最近、息子と一緒に観るTVドラマの一つに「ビブリア古書堂の事件手帖」(フジテレビ、毎週月曜日午後9時)がある。これはベストセラー小説をドラマ化したもので、剛力彩芽さんが扮する古本屋の店主・篠川栞子が、毎回、一冊の古書にまつわる謎や秘密を解き明かしていく。

つい先日(2月11日)放映された第5話では、アントニー・バージェスの「時計じかけのオレンジ」が取り上げられていた。小説として読んではいないが、スタンリー・キューブリックにより映画化されたアメリカ映画を大学生の頃に観たことがあり、そのときのことを思い浮かべながらドラマを観た。暴力的、破滅的なシーンが多く、あまり後味の良くない映画だった。ドラマでも、店主がこの本を中学校に寄贈しようとしたところ、中学生には不適切な小説であるという理由で教員から返却されるという設定になっている。そのように判断される理由となった生徒の行動が、第5話の「謎や秘密」になるのだが、それはさておき、驚いたのは、この小説の最初の出版では、作者の意図に反して、最終章の第21章が削除されたということだった。アメリカ映画も第21章が削除された版を元に作製されたそうだ。

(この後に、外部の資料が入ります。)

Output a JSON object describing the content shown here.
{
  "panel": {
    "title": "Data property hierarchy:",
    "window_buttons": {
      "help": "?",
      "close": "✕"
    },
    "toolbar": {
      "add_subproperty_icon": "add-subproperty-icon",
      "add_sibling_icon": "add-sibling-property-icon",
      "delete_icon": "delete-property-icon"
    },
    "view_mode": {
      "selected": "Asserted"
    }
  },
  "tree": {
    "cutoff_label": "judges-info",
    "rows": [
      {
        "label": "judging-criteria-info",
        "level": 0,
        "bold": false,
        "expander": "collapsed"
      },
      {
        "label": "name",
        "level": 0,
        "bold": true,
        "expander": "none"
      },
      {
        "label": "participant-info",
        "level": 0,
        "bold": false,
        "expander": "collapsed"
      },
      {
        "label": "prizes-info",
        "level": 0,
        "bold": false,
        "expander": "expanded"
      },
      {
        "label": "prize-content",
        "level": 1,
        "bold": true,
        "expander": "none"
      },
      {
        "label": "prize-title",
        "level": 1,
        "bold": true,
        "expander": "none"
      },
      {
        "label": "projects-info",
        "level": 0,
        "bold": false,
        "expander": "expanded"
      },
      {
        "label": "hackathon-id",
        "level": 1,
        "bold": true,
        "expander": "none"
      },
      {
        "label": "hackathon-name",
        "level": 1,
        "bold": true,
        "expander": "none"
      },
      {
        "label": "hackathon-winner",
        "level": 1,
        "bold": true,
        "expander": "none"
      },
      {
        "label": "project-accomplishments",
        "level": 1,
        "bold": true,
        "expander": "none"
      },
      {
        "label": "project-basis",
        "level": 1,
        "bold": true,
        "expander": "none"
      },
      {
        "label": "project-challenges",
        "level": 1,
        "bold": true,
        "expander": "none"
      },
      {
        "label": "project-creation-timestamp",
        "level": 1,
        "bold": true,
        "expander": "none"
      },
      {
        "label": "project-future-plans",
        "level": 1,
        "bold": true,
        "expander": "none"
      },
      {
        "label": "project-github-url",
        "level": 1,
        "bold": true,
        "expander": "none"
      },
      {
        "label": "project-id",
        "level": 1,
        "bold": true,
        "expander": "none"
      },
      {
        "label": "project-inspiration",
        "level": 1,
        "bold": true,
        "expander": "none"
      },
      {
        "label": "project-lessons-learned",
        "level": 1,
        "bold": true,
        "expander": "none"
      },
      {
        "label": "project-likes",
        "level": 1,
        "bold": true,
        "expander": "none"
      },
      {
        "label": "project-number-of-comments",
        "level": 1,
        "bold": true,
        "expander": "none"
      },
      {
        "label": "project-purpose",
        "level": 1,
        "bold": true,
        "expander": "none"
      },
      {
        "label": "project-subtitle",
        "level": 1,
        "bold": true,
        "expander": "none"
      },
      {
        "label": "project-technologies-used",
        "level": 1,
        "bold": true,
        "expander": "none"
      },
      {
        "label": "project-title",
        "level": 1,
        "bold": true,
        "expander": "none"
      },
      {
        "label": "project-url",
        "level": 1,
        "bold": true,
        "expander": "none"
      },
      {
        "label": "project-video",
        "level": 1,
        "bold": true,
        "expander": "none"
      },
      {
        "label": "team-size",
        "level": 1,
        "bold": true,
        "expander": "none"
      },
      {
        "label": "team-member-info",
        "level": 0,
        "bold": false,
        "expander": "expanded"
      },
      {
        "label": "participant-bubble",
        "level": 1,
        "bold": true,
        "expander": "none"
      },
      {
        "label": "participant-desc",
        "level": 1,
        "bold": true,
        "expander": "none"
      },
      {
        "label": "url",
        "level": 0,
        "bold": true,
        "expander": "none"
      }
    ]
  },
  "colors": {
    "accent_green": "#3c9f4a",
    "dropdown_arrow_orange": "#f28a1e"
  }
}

店主・栞子の説明によると、第21章が削除された版の日本語翻訳本は絶版になっていて古本しか存在せず、現在日本で販売されているものは第21章を含む完全版であるとのことだった。最終章の有無でこの小説の印象が全く正反対になるという。

私の仕事の一つに、特許出願やその中間処理に関する書類作成というのがある。日頃から、いかに分かりやすい文章を書くべきか、審査官や審判官の見解(印象)を覆すためには、どのように説明すべきかに頭を悩ませている私にとって、文章の有無で印象が正反対になるというのはとても興味深い事実だった。是非、一度、完全版を読んでみたいと思った。